Several controversies and recent developments shape the field. India has long argued that the so-called "decision-makers" — the five permanent members who authorise mandates — bear too little of the human cost, while TCCs from the Global South supply the troops without a seat at the table. New Delhi has used this asymmetry to press its claim for permanent membership of a reformed Security Council and championed the principle that consultations between the Council, the Secretariat, and TCCs be institutionalised, a demand partially met through the framework of UN Security Council Resolution 1353 (2001). India has also raised the safety of peacekeepers, sponsoring initiatives including the UNITE Aware situational-awareness platform launched during its 2021–22 Council tenure, and has advocated accountability for crimes against peacekeepers. Sexual-exploitation-and-abuse scandals in several missions prompted India to reinforce predeployment training and conduct standards.

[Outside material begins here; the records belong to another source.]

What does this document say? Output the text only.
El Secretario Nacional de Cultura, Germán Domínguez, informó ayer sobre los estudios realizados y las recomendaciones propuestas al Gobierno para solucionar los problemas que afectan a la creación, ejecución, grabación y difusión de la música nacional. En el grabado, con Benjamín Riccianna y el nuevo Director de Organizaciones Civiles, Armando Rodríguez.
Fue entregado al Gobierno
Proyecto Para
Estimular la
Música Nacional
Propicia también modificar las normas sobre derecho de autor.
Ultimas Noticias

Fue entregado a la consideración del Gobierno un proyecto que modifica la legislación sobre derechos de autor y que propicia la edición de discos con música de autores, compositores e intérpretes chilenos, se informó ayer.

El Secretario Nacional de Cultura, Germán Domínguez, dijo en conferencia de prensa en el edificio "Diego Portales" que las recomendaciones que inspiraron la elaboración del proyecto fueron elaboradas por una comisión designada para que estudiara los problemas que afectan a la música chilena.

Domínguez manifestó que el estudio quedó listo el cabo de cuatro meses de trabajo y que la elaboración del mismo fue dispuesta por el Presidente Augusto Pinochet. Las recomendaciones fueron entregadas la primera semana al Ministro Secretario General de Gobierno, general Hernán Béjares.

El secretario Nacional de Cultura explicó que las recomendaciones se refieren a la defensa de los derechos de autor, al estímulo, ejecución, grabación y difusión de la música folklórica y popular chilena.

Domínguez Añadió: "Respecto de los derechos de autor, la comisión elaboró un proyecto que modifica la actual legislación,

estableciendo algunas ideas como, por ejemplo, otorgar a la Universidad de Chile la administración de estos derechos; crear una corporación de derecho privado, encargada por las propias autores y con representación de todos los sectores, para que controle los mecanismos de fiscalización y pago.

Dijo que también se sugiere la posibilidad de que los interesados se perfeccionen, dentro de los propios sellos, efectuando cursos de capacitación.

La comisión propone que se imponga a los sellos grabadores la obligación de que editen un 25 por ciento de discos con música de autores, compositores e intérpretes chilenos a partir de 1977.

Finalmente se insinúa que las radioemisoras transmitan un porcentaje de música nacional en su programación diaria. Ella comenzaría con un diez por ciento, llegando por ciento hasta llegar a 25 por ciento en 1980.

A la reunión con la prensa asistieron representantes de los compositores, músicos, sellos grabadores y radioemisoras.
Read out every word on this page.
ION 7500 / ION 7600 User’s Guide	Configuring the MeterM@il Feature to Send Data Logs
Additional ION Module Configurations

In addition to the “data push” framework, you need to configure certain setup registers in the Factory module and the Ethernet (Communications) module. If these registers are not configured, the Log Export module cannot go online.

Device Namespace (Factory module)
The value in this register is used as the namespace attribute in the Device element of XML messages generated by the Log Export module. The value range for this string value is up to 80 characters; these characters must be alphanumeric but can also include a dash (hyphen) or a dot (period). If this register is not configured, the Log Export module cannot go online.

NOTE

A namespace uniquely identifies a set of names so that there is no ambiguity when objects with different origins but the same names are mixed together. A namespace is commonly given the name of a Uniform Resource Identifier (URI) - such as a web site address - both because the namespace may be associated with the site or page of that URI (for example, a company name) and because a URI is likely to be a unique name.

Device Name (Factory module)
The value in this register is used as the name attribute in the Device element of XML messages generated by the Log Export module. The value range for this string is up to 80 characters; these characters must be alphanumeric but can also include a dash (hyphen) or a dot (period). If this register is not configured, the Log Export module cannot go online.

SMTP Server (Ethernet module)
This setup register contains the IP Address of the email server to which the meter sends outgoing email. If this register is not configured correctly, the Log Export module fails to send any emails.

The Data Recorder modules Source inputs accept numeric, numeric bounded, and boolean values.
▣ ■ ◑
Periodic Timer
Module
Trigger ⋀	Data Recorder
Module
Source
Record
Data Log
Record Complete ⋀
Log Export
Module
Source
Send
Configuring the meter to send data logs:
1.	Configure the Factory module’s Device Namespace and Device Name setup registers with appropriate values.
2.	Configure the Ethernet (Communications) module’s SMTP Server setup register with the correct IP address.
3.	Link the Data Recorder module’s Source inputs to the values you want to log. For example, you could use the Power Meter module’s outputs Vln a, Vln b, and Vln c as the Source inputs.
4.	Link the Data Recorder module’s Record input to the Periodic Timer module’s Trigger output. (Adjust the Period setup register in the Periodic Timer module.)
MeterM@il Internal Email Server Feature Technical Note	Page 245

For the working practitioner, India and UN Peacekeeping is a load-bearing element of New Delhi's multilateral identity and a recurring subject in civil-services examinations under General Studies Paper II. It demonstrates how a middle power converts a niche capability into normative leverage — reimbursements, prestige, doctrinal influence, and a moral argument for Council reform. Desk officers analysing Indian foreign policy should track force-generation trends, the gap between mandate ambition and resources, and the ongoing tension between the protection-of-civilians imperative and the founding triad of consent, impartiality, and minimum force. The trajectory of India's contribution remains a barometer of both its global aspirations and the structural inequities of the UN security architecture.
Example
In 2007 India deployed the first all-female Formed Police Unit in UN history, drawn from the Central Reserve Police Force, to the UN Mission in Liberia (UNMIL) under Resolution 1325 on women, peace and security.
Frequently asked questions
India has deployed more than 290,000 personnel across over 50 missions since 1948, the highest cumulative troop contribution of any nation. It has also suffered the most fatalities, with over 175 peacekeepers killed in the line of duty.